Par Laurent Delattre, publié le 19 juin 2025

C’est l’un des classements qui inquiètent le plus les entreprises qui y sont classées. Cette édition 2025 du “Gartner’s Supply Chain TOP 25” révèle des transformations profondes dans l’écosystème des chaînes d’approvisionnement mondiales, portées par l’intelligence artificielle agentique, les opérations autonomes et une gestion renforcée des ressources hydriques.
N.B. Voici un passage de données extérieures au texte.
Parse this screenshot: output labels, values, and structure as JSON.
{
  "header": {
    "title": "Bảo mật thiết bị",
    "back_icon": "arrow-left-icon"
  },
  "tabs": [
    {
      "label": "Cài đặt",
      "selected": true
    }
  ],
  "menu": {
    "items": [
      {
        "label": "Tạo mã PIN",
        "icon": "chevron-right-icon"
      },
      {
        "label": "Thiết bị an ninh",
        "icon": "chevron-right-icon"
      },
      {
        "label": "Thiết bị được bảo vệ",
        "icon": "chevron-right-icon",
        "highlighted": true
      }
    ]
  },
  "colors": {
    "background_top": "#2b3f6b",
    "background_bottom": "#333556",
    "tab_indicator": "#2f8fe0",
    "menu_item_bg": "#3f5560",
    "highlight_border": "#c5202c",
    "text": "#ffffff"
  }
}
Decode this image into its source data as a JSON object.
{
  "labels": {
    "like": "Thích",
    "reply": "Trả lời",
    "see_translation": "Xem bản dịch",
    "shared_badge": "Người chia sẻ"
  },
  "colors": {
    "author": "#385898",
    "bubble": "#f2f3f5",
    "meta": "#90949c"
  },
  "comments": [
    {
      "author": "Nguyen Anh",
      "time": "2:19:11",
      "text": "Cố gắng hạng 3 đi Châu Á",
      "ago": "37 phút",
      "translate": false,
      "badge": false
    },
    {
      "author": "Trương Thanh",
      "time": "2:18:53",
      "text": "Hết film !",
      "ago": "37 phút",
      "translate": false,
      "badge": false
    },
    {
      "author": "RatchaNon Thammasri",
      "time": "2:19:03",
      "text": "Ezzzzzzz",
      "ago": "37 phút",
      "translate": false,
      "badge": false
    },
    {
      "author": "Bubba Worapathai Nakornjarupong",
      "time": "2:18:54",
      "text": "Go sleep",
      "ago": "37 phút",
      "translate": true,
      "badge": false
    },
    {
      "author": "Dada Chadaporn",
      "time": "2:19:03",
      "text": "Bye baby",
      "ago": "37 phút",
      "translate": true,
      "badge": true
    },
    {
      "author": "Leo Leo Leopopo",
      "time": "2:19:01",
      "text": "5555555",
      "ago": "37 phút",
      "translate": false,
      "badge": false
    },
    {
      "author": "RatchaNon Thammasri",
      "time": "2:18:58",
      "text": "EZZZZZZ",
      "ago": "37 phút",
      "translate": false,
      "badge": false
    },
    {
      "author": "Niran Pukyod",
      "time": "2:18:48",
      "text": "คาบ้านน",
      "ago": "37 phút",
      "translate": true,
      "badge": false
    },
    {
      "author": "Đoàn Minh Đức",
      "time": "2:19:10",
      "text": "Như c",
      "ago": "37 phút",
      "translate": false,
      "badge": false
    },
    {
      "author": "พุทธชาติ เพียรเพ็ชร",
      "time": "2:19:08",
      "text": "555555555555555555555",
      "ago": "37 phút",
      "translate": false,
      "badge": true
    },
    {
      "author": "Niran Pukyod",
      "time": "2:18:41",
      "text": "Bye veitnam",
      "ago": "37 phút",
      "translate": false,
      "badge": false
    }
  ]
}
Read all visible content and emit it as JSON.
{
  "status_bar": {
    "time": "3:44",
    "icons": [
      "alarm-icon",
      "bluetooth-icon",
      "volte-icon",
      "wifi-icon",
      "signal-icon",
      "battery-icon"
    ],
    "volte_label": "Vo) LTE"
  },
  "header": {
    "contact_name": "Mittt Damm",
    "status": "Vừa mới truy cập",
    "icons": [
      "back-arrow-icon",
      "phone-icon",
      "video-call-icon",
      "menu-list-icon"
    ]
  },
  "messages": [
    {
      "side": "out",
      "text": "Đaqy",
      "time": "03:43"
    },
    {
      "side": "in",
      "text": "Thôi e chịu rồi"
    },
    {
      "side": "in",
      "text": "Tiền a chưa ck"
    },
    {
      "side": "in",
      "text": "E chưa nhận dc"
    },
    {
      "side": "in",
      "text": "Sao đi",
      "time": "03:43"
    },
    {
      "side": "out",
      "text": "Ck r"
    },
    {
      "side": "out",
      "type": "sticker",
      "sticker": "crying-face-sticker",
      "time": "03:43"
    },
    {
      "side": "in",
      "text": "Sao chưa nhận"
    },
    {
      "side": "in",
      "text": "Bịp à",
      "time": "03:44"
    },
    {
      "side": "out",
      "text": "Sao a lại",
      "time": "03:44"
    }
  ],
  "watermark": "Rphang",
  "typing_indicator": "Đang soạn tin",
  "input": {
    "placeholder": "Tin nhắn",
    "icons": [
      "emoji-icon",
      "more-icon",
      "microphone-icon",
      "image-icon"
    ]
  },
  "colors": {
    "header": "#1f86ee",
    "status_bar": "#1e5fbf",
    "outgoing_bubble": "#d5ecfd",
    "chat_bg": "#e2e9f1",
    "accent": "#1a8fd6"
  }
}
Quels en sont les autres enseignements ?

Le classement Gartner Supply Chain Top 25 constitue bien plus qu’un simple palmarès. Cette évaluation annuelle identifie et analyse les organisations démontrant une excellence durable dans la gestion de leurs chaînes d’approvisionnement. Depuis vingt-et-un ans, il sert de mètre étalon à la communauté industrielle. Gartner analyse chaque année un panel issu des Fortune Global 500 et Forbes Global 2000, retenu à partir d’un seuil de 15 milliards de dollars de chiffre d’affaires et excluant les entreprises sans chaîne physique. À la clé : un score composite qui agrège à parts égales l’opinion des pairs et celle des analystes du Gartner (25 % chacun), auxquels s’ajoutent la rentabilité des actifs physiques (ROPA, 5 %), son évolution sur trois ans (10 %), la croissance du chiffre d’affaires (10 %), la rotation des stocks (5 %) et, désormais très visible, un volet ESG qui pèse 20 % du total.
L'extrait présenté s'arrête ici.